Rodzinne rozgrywki w warcabach
Czas spędzony z mamą czy z tatą jest dla dziecka bezcenny. Jeśli jeszcze jest to czas wspólnej zabawy, któremu towarzyszy wesoły śmiech, to wówczas na trwałe wpisuje się w pamięci dziecka i opiekuna. Zostaje wspomnienie, a czasami nawet jakiś trwały dowód w postaci statuetki.……
Taką właśnie statuetkę otrzymały zwycięskie drużyny, które rywalizowały ze sobą podczas Pierwszych Rodzinnych Rozgrywek Warcabowych klasy II B. Walczyły one ze sobą o złoto, srebro i brąz. Ale tak naprawdę, to przede wszystkim dobrze się bawiły, i o dziwo, to nie dorośli, a dzieci wspierały dorosłych. Często podczas gry, pojawiał się doping: „Tato dasz radę!”, „Babciu nie poddawaj się!”. Znalazły się i słowa krytyki, i podsumowania, „może gdybym przyszła z kuzynką, a nie z tatą, to bym wygrała?” Uczestnicy warcabowych zmagań rozegrali pomiędzy sobą pięć pojedynków, których wyniki są następujące.
Zwycięzcami okazały się rodzina Maślonów, w składzie: Mateusz, uczeń oraz Przemysław Maślona, wujek;
rodzina Jędrzejczaków, w składzie: Zuzanna, uczennica oraz Łukasz Jędrzejczak, tata;
oraz rodzina Kaszkowiaków, w składzie: Bartosz, uczeń oraz Sławomir Kaszkowiak, tata.
Wygrani wrócili do domu radośni.
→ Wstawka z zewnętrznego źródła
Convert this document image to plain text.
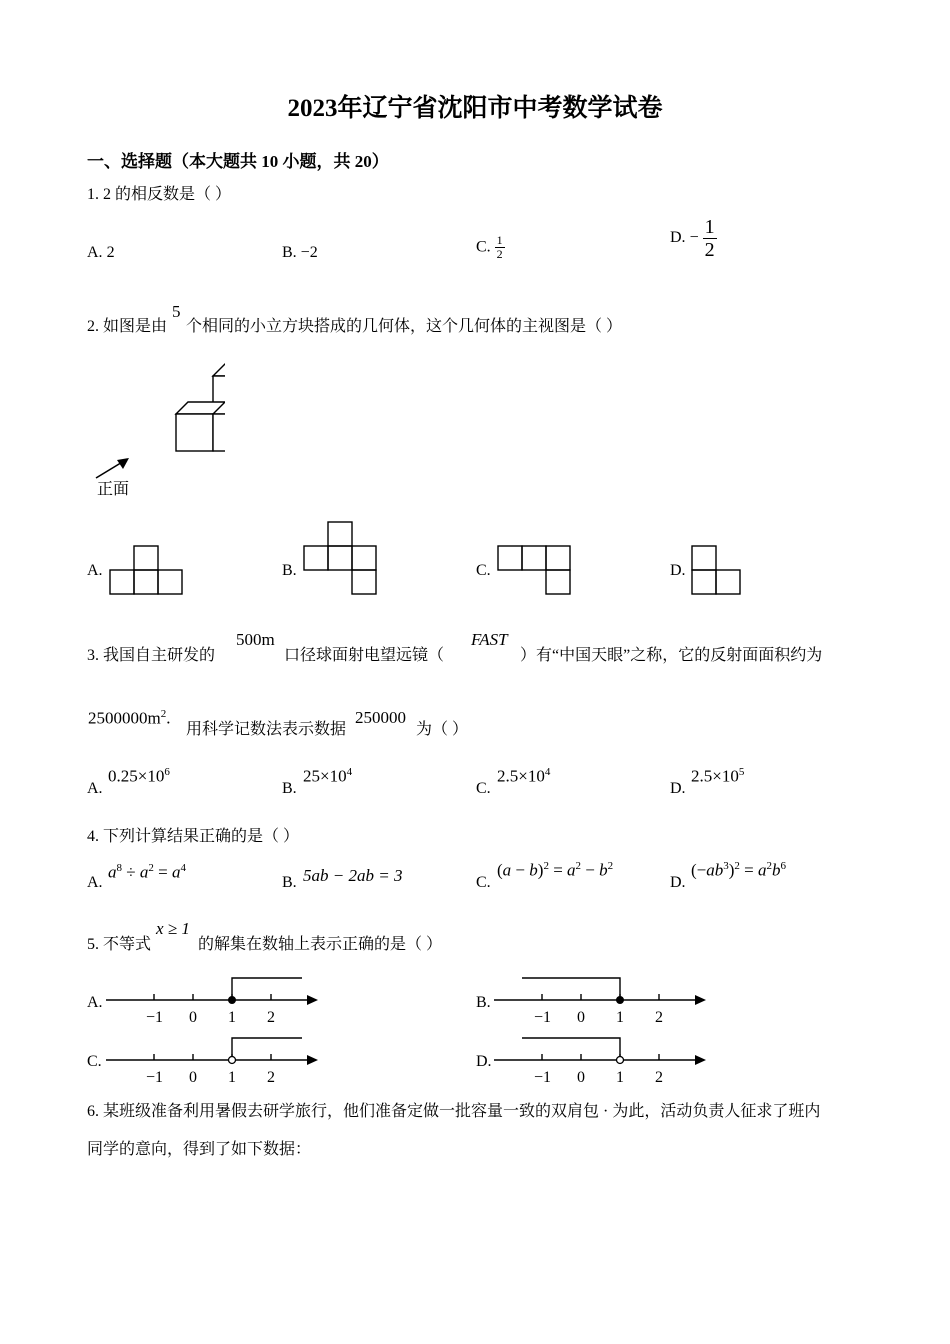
2023年辽宁省沈阳市中考数学试卷
一、选择题（本大题共 10 小题，共 20）
1. 2 的相反数是（ ）
A. 2	B. −2	C. $\frac{1}{2}$	D. − $\frac{1}{2}$
2. 如图是由
5
个相同的小立方块搭成的几何体，这个几何体的主视图是（ ）
正面
A.	B.	C.	D.
3. 我国自主研发的
500m
口径球面射电望远镜（
FAST
）有“中国天眼”之称，它的反射面面积约为
$2500000m^2$.
用科学记数法表示数据
250000
为（ ）
A.
$0.25\times 10^6$
B.
$25\times 10^4$
C.
$2.5\times 10^4$
D.
$2.5\times 10^5$
4. 下列计算结果正确的是（ ）
A.
$a^8 \div a^2 = a^4$
B. 5ab − 2ab = 3	C.
$(a - b)^2 = a^2 - b^2$
D.
$(-ab^3)^2 = a^2b^6$
5. 不等式
x ≥ 1
的解集在数轴上表示正确的是（ ）
A.
−1 0 1 2
B.
−1 0 1 2
C.
−1 0 1 2
D.
−1 0 1 2
6. 某班级准备利用暑假去研学旅行，他们准备定做一批容量一致的双肩包 · 为此，活动负责人征求了班内
同学的意向，得到了如下数据：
A przegrani? Myślę, iż ich nie było, bo czyż tak spędzony czas można rozpatrywać w takich kategoriach?
Wszystkim, którzy zaryzykowali i się nie wystraszyli, spróbowali swoich sił z całego gratuluję i dziękuję. Już dziś zapraszam, w imieniu moim i pana Jana Mameta, prezesa LUKS, do naszej szkoły na następne rozgrywki i zabawę w warcaby.